In the federal jurisdiction, the Canada Code provides that when work is re-tendered to a new
contractor to provide pre-board security services, wages must not be reduced. Other jurisdictions
e.g. Saskatchewan have had legislation similar to that in the Ontario in specific sectors.
-15-
HEU submission on the Labour Relations Code review
March 2018
RECOMMENDATION 7.1
Amend the Code by adding Section 35.1 to provide for successorship upon contracting
out in the building maintenance, food, security and health (including long term residential
care) sectors
(CONCOMITANT) RECOMMENDATION 7.2
To allow Proposed Recommendation 7.1 to become law, repeal Section 6(5) of the
Health and Social Services Delivery Improvement Act, SBC 2002, c. 2
(CONCOMITANT) RECOMMENDATION 7.3
To allow Proposed Recommendation 7.1 to become law, repeal Sections 4(4) and 5(5) of
the Health Sector Partnerships Agreement Act, SBC 2003, c. 93
Conclusion
B.C.’s labour relations regime is in urgent need of rebalancing.
Changes to the Code and the introduction of other legislation over the past 16 years have not
only disadvantaged health care and community social services workers’ ability to join a union,
but to maintain their union membership and collective agreement rights.
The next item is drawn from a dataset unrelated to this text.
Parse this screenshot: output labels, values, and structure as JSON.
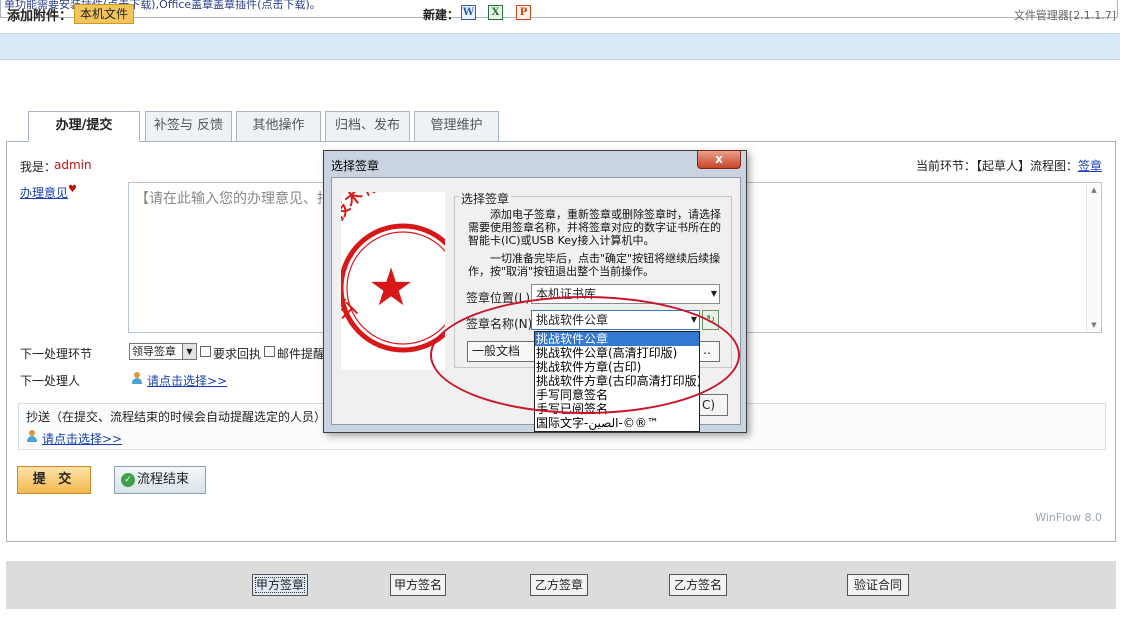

In this context, we urge the special advisers to consider amendments to the Code that recognize
the additional barriers that face health and social services workers in exercising their Charter and
Code rights.
It is our view that the range of recommendations contained in this report will also contribute to a
more constructive labour relations climate with fewer Board applications and fewer protracted
and costly Board proceedings.
Addressing concerns around successorship, limiting raids, and investigating multi-employer
sectoral certifications will also, in our view, contribute to greater industrial stability in a sector
that has been rocked by privatization, contracting out and reorganization.
Finally, changes to the Code and related legislation will reduce the chaos and instability that
undermine the conditions necessary for good care in our residential care facilities, community
agencies, hospitals and other settings.